To solve today's complex social problems, foundations need to shift from the prevailing model of strategic philanthropy that attempts to predict outcomes to an emergent model that better fits the realities of creating social change in a complex world.

The practice of strategic philanthropy has advanced substantially over the past two decades, yet even its most committed theorists and practitioners—we among them—have often been disappointed by the results. We have helped hundreds of funders and nonprofit organizations commit to clear goals, data-driven strategies, heightened accountability, and rigorous evaluations—all core principles of strategic philanthropy that increase the odds of success.

And yet, as we have watched funders and their grantees struggle and often fail to reach their ambitious goals, we have repeatedly felt a nagging suspicion that the conventional tools of strategic philanthropy just don’t fit the realities of social change in a complex world.

We have now come to the conclusion that if funders are to make greater progress in meeting society’s urgent challenges, they must move beyond today’s rigid and predictive model of strategy to a more nuanced model of emergent strategy that better aligns with the complex nature of social progress.

The more foundations embrace strategic philanthropy, the clearer its limitations become. As practiced today, strategic philanthropy assumes that outcomes arise from a linear chain of causation that can be predicted, attributed, and repeated, even though we know that social change is often unpredictable, multifaceted, and idiosyncratic.

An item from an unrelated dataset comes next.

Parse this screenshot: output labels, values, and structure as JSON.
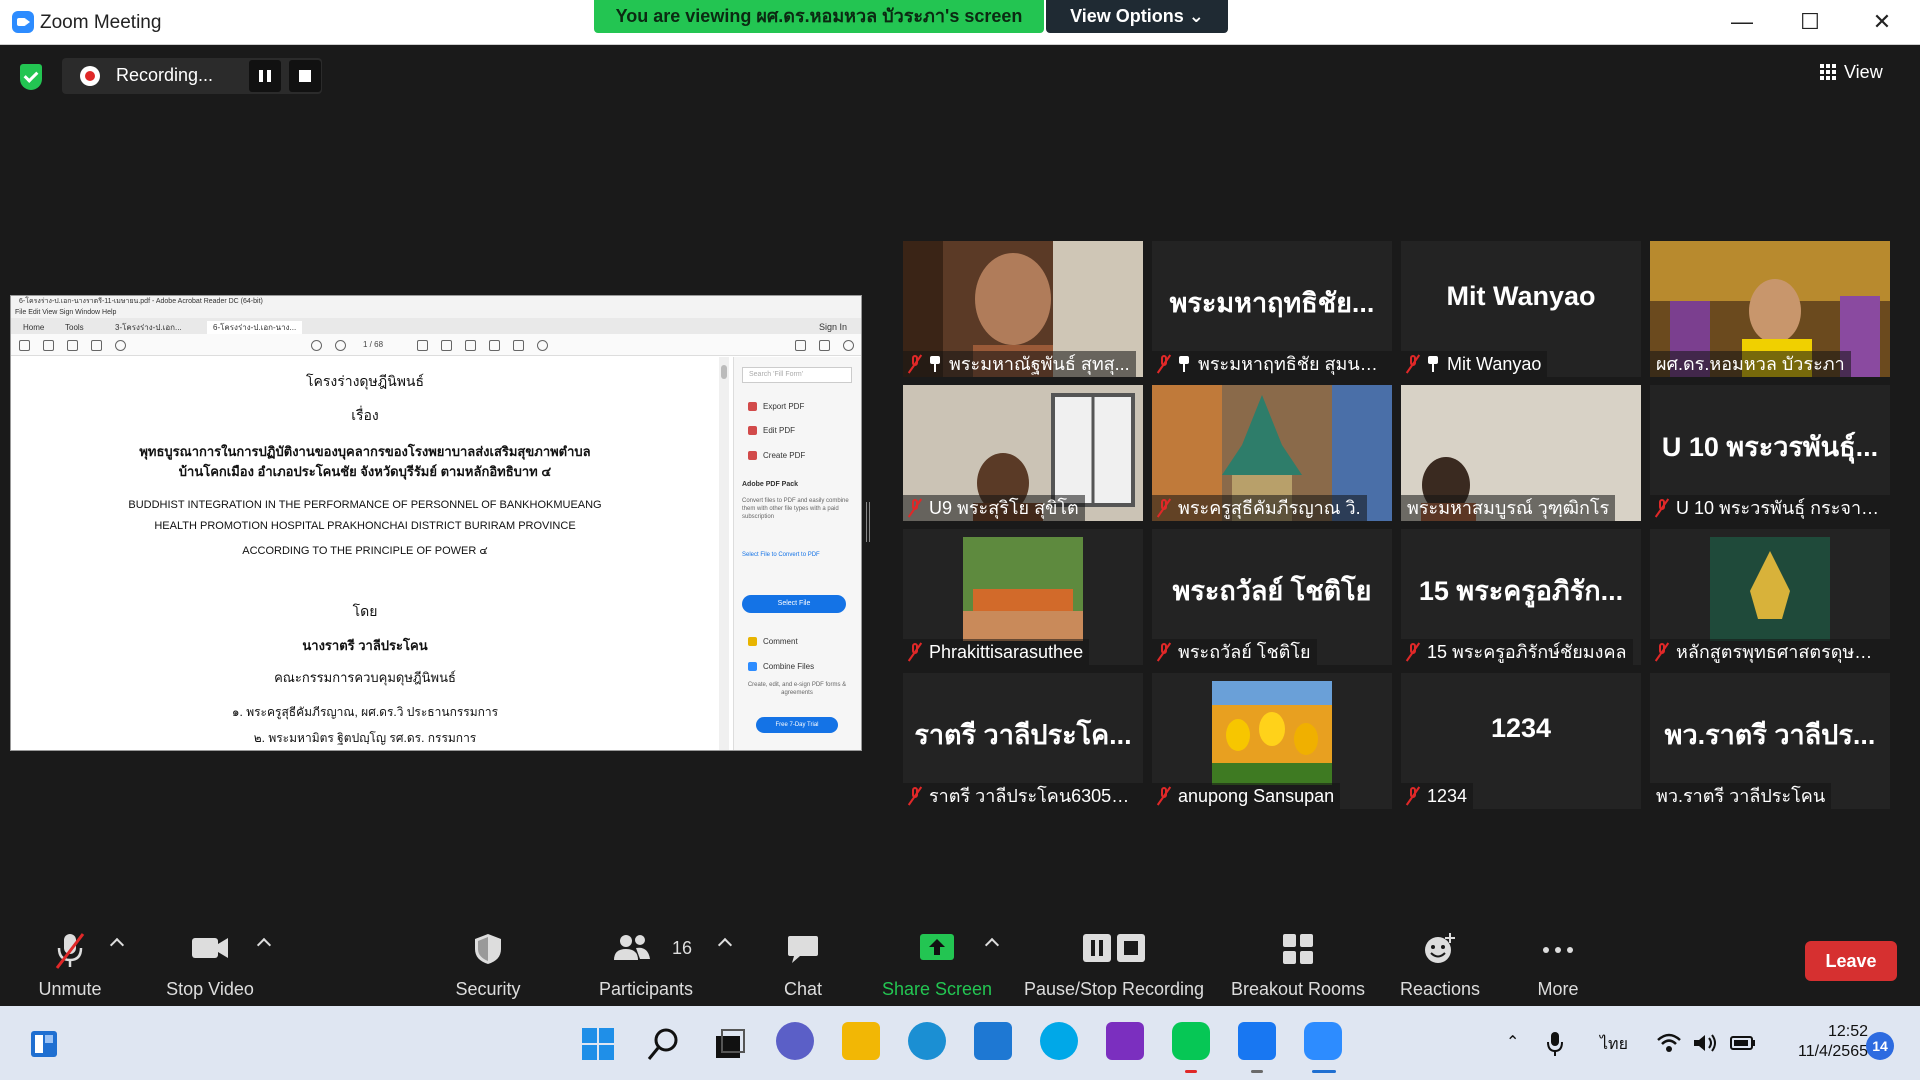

It locks funders into a rigid multi-year agenda, although the probability and desirability of achieving any given outcome waxes and wanes over time. Rigorous evaluations attempt to isolate the impact of solitary interventions without effective models of dissemination. And the forced simplicity of logic models often misleads funders to overlook the complex dynamics and interpersonal relationships among numerous nonprofit, for-profit, and government actors that determine real world events.